17. Yüzyıl İslam alimlerinden. Diyarbekirli
Sadreddin Şirvanî'nin oğlu olmasından dolayı lakabı
"Sadreddinzâde"dir. Babasi gibi her fende önder olup medreselerde
ders-i âmlık yaptı. Kaynaklarda, bir süre bulunduğu anlaşılan Halep'ten
arkadaşlarıyla birlikte Diyarbekir'e geldiğinde Nasuh Paşa'nın onu Diyarbekir
medreselerine Müderris olarak tayin ettiği, önce Şafii iken Hanefi olduğu, Sahn
payesiyle iftaya mezun olduğu belirtilir. Nasuh Paşa sadrazam olunca, İstanbul'a
giderek Sahn-ı Seman Medresesi (Fatih) müderrisi olmuş, sonra kendisine Haleb ve
Mekke mollası payeleri verilmiştir.
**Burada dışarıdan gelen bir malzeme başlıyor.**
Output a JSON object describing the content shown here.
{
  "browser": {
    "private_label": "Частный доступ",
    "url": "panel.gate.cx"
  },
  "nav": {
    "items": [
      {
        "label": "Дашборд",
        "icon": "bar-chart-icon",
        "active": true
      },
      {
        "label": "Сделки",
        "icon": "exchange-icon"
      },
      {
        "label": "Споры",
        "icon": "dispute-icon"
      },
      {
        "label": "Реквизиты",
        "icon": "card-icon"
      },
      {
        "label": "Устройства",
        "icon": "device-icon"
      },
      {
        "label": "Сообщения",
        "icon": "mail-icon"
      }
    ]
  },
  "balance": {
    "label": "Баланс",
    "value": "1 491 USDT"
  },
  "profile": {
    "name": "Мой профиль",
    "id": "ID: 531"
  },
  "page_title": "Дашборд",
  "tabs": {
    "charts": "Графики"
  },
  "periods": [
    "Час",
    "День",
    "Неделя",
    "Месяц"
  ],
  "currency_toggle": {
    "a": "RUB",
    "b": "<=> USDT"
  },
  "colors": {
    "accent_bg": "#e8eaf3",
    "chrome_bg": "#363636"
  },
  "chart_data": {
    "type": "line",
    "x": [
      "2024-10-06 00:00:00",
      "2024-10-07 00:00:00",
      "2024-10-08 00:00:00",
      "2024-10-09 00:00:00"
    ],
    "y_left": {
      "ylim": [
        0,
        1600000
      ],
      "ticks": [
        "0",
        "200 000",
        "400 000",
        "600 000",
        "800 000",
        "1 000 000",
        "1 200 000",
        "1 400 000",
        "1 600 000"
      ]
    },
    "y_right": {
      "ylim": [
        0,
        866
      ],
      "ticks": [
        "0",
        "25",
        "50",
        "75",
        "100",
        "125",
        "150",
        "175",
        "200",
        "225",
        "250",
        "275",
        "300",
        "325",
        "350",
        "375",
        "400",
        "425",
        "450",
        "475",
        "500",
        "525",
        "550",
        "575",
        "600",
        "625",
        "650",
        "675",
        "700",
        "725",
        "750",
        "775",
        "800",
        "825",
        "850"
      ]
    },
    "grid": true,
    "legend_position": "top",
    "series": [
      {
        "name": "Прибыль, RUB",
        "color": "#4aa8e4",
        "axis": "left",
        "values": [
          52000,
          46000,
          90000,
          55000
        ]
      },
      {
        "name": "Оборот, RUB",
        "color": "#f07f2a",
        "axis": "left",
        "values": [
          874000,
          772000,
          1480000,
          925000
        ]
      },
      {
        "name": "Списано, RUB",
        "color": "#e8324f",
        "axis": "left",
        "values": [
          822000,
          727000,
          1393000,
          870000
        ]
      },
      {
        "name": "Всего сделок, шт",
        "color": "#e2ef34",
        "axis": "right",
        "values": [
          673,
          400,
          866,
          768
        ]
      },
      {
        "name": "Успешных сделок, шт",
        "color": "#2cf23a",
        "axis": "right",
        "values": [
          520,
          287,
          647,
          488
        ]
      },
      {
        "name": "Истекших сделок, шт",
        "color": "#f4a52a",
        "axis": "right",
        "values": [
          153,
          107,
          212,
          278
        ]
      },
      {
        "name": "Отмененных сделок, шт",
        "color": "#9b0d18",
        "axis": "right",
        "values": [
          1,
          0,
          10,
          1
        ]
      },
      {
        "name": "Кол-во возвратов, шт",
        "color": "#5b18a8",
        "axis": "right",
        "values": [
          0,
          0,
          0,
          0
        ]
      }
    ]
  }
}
Eylül 1618'de İstanbul Sultan Ahmed
Darulhadisi tamamlandığında İstanbul Mollası payesiyle bu medresenin ilk
müderrisi olmuştur.
Mehmed Süreyya, onun için "Emin Mehmed Efendi, Receb 1036 ortalarında (Nisan 1627 başları) vefat
etti. Üsküdar'da medfundur. Arab ve Acem ulemasının önderi olup, aklî ve naklî
ilimlerde tekdir. Tefsir-i Şerife haşiyesi ve her fenden eserleri vardır. Oğulları
Ruhullah Mehmed Efendi ve Nimetullah Efendi'dir." demektedir.
HAKKINDA: Mehmed Süreyya / Sicill-i Osmanî (c. 1, s. 403, 412-413), İhsan Işık / Diyarbakır Ansiklopedisi (2013) - Resimli ve Metin Örnekli Türkiye Edebiyatçılar ve Kültür Adamları Ansiklopedisi (C. 12, 2015).